In determining whether to give you bail, the judge or justice shall consider the factors relevant to pre-conviction bail listed in section 1026. See further below in this blog entry for the list of elements. As well as the facts proved at trial, the length of the term of imprisonment imposed any previous unexcused failure to appear as required before any court, or the defendant’s prior failure to obey an order or judgment of any court, including, but not limited to, violating a protection from abuse order according to Title 19, section 769 of Title 19-A, section 4011. (15 M.R.S.A. § 1051(2)).
The judge or justice may impose, instead of or in addition to an appearance or bail bond, any condition considered reasonably necessary to:
- Minimize the risk that the defendant may fail to appear as required.
- May compromise the integrity of the judicial process.
- May commit new criminal conduct.
- May fail to comply with release conditions or may constitute a danger to another person or the community. (15 M.R.S.A. § 1051(3)).
Section 1026 provides several factors in setting pre-conviction bail:
In setting bail, the judicial officer shall be based on an interview with the defendant, the defendant’s attorney’s information, and information provided by the attorney for the State or an informed law enforcement officer if the attorney for the State is not available. Other reliable information that can be obtained should take into account the available information concerning the following:
- The nature and circumstances of the crime charged.
- The nature of the evidence against the defendant.
- The history and characteristics of the defendant, including, but not limited to:
- The defendant’s character and physical and mental condition.
- The defendant’s family ties in the State.
- The defendant’s employment history in the State.
- The defendant’s financial resources.
- The defendant’s length of residence in the community and the defendant’s community ties.
- The defendant’s past conduct, including any history relating to drug or alcohol abuse.
- The defendant’s criminal history, if any.
- The defendant’s record concerning appearances at court proceedings.
- Whether, at the time of the current offense or arrest, the defendant was on probation, parole, or other release pending trial, sentencing, appeal, or completion of a sentence for a crime in this jurisdiction or another.
- Any evidence that the defendant poses a danger to the safety of others in the community.
- Any evidence that the defendant has obstructed or attempted to obstruct justice by threatening, injuring, or intimidating a victim or a prospective witness, juror, attorney for the State, judge, magistrate, or another officer of the court.
- Whether the defendant has previously violated conditions of release, probation, or other court orders, including, but not limited to, violating protection from abuse orders according to Title 19, section 769 of Title 19-A, section 4011. (15 M.R.S.A. § 1026).
If the Judge or Justice has already set bail, you potentially have an additional burden of showing changed circumstances since the last bail was set. If bail has already been set, then you need to show “changed circumstances or new and significant information” (15 M.R.S.A § 1026(3)) since the last bail was set.

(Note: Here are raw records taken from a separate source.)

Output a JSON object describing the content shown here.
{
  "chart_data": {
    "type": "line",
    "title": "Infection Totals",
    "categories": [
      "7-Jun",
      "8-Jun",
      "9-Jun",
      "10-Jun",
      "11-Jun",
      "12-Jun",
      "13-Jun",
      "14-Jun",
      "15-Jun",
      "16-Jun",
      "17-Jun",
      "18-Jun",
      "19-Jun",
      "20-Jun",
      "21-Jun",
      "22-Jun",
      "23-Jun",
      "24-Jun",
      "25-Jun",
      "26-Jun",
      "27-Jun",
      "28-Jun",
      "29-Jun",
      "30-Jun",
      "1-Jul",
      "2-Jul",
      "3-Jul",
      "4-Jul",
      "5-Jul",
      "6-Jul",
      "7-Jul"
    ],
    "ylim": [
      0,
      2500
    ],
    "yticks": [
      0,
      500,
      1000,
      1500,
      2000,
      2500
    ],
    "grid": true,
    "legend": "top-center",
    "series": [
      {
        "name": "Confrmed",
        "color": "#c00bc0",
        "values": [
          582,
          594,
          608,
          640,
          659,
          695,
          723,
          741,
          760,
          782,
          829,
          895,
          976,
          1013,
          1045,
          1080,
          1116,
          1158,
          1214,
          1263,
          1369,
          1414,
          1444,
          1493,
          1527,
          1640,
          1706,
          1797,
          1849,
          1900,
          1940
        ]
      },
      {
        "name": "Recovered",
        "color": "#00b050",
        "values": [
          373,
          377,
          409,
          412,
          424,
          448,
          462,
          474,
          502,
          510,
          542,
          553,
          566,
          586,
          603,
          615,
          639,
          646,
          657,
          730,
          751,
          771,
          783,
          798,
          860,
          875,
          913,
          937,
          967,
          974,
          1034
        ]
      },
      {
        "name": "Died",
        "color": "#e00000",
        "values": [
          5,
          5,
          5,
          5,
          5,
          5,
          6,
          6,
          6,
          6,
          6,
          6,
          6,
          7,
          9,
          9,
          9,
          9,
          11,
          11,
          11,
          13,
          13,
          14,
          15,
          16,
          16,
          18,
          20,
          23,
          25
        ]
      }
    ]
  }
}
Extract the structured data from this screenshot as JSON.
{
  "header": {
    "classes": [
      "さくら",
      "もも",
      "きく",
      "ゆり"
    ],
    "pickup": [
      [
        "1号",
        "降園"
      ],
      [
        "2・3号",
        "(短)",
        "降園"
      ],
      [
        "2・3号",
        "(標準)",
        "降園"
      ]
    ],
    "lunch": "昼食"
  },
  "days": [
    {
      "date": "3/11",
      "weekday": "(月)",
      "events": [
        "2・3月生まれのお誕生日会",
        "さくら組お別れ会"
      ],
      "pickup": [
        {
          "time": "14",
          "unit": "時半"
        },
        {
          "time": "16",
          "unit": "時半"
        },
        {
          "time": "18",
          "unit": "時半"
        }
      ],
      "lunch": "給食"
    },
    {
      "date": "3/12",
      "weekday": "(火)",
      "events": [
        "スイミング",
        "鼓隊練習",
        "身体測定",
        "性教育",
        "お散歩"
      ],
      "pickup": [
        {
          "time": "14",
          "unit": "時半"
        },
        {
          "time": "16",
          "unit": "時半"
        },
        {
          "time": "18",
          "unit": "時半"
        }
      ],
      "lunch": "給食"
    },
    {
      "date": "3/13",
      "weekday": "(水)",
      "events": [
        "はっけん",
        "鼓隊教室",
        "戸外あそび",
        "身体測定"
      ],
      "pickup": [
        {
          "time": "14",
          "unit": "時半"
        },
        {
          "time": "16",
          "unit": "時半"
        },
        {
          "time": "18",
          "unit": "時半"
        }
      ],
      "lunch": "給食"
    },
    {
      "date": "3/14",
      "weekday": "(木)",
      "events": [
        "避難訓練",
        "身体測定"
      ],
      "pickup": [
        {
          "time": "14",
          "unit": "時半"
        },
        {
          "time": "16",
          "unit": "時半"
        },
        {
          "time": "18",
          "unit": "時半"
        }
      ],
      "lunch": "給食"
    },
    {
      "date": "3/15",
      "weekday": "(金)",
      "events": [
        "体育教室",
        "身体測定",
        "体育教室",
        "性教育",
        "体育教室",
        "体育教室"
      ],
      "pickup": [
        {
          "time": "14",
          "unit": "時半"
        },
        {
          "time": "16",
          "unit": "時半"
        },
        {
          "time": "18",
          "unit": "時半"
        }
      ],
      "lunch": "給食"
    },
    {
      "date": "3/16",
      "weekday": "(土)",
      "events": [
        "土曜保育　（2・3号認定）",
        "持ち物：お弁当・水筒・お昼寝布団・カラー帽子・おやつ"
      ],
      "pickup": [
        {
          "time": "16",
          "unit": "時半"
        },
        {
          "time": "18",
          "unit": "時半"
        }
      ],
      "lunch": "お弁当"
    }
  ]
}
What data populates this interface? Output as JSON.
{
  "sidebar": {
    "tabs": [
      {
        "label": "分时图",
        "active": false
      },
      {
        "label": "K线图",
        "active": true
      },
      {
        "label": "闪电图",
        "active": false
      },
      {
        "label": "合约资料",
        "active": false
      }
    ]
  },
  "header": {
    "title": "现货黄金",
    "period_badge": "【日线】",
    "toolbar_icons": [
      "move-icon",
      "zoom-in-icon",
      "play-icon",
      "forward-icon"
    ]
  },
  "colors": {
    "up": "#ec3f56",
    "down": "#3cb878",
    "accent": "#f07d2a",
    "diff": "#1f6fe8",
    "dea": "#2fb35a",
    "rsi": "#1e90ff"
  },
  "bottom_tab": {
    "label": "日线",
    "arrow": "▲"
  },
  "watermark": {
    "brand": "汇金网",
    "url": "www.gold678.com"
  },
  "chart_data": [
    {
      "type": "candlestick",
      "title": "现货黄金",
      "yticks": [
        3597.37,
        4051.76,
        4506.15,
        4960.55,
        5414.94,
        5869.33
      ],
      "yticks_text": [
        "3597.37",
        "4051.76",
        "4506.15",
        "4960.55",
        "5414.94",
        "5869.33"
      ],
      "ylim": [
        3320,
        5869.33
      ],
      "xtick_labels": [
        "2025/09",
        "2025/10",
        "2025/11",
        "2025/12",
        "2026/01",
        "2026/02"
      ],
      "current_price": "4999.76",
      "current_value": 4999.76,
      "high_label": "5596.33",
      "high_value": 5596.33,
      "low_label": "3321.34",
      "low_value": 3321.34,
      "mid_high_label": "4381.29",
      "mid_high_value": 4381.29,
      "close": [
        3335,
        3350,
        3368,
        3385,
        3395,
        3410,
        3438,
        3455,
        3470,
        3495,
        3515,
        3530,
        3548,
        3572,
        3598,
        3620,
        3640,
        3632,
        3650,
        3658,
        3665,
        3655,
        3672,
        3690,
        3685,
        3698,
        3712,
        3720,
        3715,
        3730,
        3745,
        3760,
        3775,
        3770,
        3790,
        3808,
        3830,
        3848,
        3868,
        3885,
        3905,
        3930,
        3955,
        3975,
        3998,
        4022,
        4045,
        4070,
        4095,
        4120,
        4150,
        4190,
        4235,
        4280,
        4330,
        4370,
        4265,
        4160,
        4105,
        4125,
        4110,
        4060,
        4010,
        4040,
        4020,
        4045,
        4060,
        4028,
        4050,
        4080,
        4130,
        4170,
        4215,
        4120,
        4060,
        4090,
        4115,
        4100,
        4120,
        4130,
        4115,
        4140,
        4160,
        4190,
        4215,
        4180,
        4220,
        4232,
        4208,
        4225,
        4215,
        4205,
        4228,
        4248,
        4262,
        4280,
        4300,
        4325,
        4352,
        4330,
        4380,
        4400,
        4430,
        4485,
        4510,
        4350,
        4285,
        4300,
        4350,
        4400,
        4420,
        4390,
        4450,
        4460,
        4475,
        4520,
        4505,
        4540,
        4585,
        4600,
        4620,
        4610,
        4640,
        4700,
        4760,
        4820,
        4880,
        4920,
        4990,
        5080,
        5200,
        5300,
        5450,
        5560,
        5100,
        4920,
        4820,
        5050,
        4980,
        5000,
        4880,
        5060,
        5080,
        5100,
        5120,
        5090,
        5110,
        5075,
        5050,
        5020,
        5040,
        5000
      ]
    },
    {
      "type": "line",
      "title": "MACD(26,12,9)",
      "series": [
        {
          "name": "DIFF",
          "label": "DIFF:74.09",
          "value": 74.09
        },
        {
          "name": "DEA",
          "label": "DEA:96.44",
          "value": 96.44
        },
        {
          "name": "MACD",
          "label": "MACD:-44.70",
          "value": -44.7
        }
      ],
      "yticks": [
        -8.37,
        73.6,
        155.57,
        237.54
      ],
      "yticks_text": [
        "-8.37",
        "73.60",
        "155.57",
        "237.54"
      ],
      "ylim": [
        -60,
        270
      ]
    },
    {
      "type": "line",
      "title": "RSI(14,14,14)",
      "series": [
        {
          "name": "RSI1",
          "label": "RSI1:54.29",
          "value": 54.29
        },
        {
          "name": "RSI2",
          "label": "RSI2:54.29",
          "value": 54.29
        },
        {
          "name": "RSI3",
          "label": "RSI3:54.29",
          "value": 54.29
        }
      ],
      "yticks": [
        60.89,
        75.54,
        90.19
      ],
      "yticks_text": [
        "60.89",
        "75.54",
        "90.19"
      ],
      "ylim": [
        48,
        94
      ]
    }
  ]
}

Things that convince a Judge to let you out on bail include:
• Curfew (for example, agreeing to reside at home between the hours of 7 pm and 6 am)
• To check in with the police daily
• To agree to reside at a particular residence (usually for this to work, you need that person to be at the hearing so the Judge can evaluate the person’s credibility)
• Potentially sign a contract where you agree to work with a supervisory organization, for example, Volunteers of America. Please note that these organizations typically have supervision fees. In Penobscot County, you should contact Volunteers of America by calling (207) 941-9450.
As you can see, arguing for bail after an alleged probation violation is complicated, and Defendants have a significant burden. I generally recommend that if you are accused of a probation violation, you get an attorney to help get you out on bail, defend against any potential violations, and protect against any criminal charges that could result from the offense. For example, if the crime is alleged new criminal conduct.